At first the Dragons warmed to Law and his “cute product”, as Deborah Meaden called it. “The pitch had gone pretty much perfectly, and I had towed a fully-grown adult around the studio on a Trunki, proving it was strong enough to do that,” recalls Law. But not strong enough for another Dragon Theo Paphitis, who was tugging hard at the strap.

“It was the hardest I’d ever seen anyone tug at the strap,” Law wrote in his memoir, 65 Roses and a Trunki. “He wore his constipation face as he pulled harder. Why was he pulling so hard?”

Eventually, the inevitable occurred and the strap snapped. And the Dragons rounded on Law. “You shouldn’t have come here with problems without identifying them or sorting them out first,” Paphitis exploded. “It drives me mad that we actually waste our time with these things.”
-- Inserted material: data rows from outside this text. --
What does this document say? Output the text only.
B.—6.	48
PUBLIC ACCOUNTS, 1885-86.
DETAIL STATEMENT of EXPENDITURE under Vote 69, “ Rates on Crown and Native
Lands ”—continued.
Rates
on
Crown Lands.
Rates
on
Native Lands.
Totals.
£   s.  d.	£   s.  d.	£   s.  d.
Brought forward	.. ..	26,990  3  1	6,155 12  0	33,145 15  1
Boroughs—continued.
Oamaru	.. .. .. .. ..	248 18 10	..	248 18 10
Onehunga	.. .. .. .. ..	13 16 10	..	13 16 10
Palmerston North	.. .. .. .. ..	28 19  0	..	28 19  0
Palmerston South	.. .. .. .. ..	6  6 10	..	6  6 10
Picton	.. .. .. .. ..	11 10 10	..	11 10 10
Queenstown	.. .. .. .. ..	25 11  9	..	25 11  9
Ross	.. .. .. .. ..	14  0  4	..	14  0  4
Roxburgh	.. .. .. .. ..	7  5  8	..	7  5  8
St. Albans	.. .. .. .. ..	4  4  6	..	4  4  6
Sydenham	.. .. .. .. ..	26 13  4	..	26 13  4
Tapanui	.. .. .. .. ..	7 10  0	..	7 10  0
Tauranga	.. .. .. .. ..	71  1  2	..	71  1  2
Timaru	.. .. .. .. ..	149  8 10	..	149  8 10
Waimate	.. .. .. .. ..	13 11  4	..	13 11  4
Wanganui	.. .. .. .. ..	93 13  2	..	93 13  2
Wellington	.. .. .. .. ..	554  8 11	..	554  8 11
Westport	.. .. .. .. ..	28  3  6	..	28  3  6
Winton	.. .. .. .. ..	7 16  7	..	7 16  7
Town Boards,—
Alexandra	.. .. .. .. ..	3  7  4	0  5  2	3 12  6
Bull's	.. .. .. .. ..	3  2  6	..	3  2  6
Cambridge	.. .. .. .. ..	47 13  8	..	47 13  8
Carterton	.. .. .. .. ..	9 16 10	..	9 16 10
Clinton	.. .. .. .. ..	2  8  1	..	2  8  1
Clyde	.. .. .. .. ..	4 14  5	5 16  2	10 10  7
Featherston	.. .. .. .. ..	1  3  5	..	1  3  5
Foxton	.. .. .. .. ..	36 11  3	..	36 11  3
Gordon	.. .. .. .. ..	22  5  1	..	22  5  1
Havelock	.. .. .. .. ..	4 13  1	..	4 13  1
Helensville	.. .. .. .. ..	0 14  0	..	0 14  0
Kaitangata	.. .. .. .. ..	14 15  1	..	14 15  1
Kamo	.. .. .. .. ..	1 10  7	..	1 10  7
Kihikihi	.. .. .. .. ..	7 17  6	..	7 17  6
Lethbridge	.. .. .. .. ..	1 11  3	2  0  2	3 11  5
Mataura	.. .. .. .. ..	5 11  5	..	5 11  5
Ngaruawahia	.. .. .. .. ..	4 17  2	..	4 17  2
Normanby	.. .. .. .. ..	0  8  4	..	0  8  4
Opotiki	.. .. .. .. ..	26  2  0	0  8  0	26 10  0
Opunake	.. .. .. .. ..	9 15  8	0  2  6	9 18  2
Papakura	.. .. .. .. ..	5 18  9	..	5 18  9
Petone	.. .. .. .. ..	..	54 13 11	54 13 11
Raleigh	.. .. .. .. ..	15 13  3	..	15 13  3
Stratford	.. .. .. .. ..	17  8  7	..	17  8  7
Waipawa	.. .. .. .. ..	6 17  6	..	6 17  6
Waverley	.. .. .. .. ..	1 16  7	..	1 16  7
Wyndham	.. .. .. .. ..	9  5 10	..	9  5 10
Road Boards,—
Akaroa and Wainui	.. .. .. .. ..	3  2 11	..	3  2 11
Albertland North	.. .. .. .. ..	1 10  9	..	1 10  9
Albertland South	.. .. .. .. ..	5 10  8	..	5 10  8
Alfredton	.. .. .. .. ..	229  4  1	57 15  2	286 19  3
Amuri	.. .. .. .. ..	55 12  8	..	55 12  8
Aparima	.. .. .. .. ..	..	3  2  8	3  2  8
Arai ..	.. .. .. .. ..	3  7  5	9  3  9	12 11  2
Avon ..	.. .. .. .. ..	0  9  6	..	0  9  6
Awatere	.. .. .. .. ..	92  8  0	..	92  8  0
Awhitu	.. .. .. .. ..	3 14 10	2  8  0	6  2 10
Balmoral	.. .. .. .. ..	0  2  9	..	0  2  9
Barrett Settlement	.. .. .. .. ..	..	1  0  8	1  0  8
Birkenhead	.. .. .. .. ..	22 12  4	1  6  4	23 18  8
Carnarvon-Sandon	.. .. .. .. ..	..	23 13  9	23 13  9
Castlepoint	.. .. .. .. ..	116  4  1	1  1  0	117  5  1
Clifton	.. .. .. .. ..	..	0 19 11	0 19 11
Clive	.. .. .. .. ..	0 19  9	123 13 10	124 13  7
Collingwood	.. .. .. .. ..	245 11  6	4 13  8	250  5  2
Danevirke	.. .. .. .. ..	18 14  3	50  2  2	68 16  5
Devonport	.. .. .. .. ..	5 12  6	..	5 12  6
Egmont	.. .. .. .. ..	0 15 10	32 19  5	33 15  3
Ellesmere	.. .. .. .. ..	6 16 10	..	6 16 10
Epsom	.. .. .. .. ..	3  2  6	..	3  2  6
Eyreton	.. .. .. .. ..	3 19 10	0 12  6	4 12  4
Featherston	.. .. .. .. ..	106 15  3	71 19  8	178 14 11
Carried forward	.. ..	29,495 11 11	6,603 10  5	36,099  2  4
But what had seemed like the pitch from hell had a silver lining. “In hindsight, it couldn’t have worked out any better,” says Law. “It got everyone shouting at the telly. Trunki went from an unknown brand to being talked about at coffee machines and water fountains around the country the following day.”

That actually helped the company grow and in 2013 BGF invested in the business. Law eventually sold to ecommerce brand Heroes Technology in February last year, reportedly for more than £12m.

And the Dragons even made up with Law, who now runs a marketing agency, Aphelion, with his brother helping brands sell on Amazon. He has also started Zeepy, aimed at getting toddlers and young children to sleep better.

Now 46, Law is sanguine about the Dragons’ Den experience, offering consolation to anyone who has seen a pitch fail. “It had been a journey of manufacturers who didn’t get it, retailers who didn’t get it and investors who didn’t get it, but my target market got it, even my mum got it. So often the people with their hands on some purse strings are not really the people who are ever going to get it.”

Law has some advice on pitching: “You’ve got to come across as passionate about your product, otherwise people will see through you. In this world of slick decks and presentations, showing humility and vulnerability helps to win people over. I found through the whole Dragons’ Den thing that people really rallied behind me because I was the underdog.”

Nevertheless, he admits he found pitching nerve-wracking. “I started public speaking and trying to put myself through the mill, to be able to talk confidently in front of larger audiences. You may resist wanting to do these things, but you’ve got to see it as a weakness and face into it because pitching is so crucial. Not just to business, but pretty much everything.”